Document Categorisation

By combining our core ontology management, pattern recognition and language processing technologies we can provide sophisticated and highly accurate document categorisation.

The ontology provides the schema and rules for the categorisation process. Documents are tokenised and any relevant stemming is applied, allowing the pattern recognition to find matching concepts in the ontology. The concepts are returned with a variety of relevance information indicating how relevant that document is to each concept. In addition a full breakdown of the document is returned, including information about sectioning and tokenisation.

The categorisation information is typically used in one of two ways. Firstly we may want to place the documents in an information retrieval system. The structural information and tokens can provide the data for free-text searching capabilities. The concept information can provide the data for concept-based retrieval. Secondly we may want to use the document analysis to decide how information is routed or distributed to users in an alerting system. For example users may subscribe to documents about a particular concept. Another example is to filter content, such as removing offensive emails.

Ontologies as Controlled Vocabularies

The Exteca Ontology Model provides a mechanism for modelling domains of knowledge. Information specialists have long used similar structures called thesauri or taxonomies for the same purpose. The Exteca Ontology Model provides all the features of thesauri and more!

The ontology provides a controlled and shared vocabulary of terms. This means that for a particular notion there is a very precise vocabulary that a system will use for that notion. For example, we may realise that there is a common vocabulary including words such as soccer, football and footie, but we want to create a term called soccer for our controlled vocabulary.

The use of controlled vocabularies is important for consistency, precision and completeness in a content management system. They provide the foundation for the structure of metadata repositories and end-user navigation systems.

Categorisation to a Controlled Vocabulary

Given a controlled vocabulary we can map a wide variety of content to the controlled vocabulary to provide a consistent means to access it. For example we could take news stories, magazine articles and web pages and categorise them by the terms soccer, tennis and athletics. We can then place these documents in a repository such as a database and allow users to search by category for this variety of content.

Categorisation Rules

The Exteca Ontology model uses rules to map content to the domain described by an ontology. This can produce results that are far more accurate than the common prepared search method that uses a small selection of words to find matching content.

Here are some examples of rules for the concept soccer: 'soccer' and('football', not('american football'))

The first rule simply says that the word soccer signifies a relevance of a document to the concept soccer. The second rule says that football is a significant term, but only when not used in a document which contains the phrase american football.
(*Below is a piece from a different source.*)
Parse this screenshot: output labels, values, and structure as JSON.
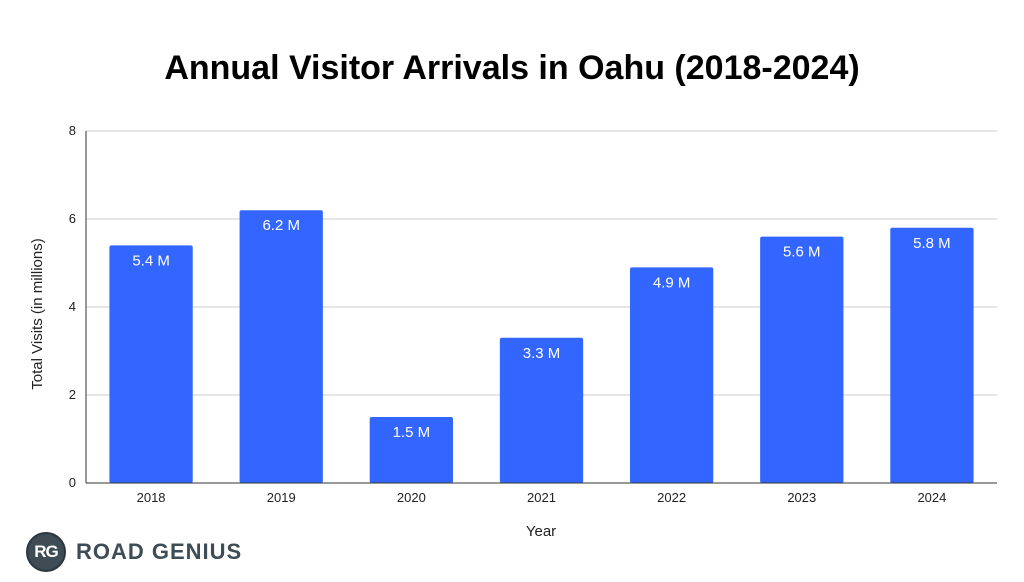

The rules can also be used to find documents based on matching structural elements. Here we want to find a recipe that uses cheddar cheese and flour and is suitable as a main course: recipe(course('main'), ingredients('cheddar cheese', 'flour'))

The rules cover linguistic aspects such as stemming, plurals and case. Rules can be weighted to indicate their importance to the concept.

Using rules in this way we can build extremely accurate categorisation systems, with very high precision and recall rates.

Relevance

Categorisation using the Exteca Ontology Model provides a number of metrics for each document and concept.

The score is a measure of how confident the system is that it has made the right categorisation decision. This can be used to provide a threshold by which the level of precision and recall in the system can be controlled.

The relevance is a measure of how well a document matches a concept. The Exteca system is unique in that it uses a two-dimensional measure of relevance, giving an indication of both how much of a document is relevant to the concept (the document relevance), and also how much of a concept is discussed in the document (the concept relevance). This eliminates the common problem where top hits for a search only contain one or two small pieces of relevant information.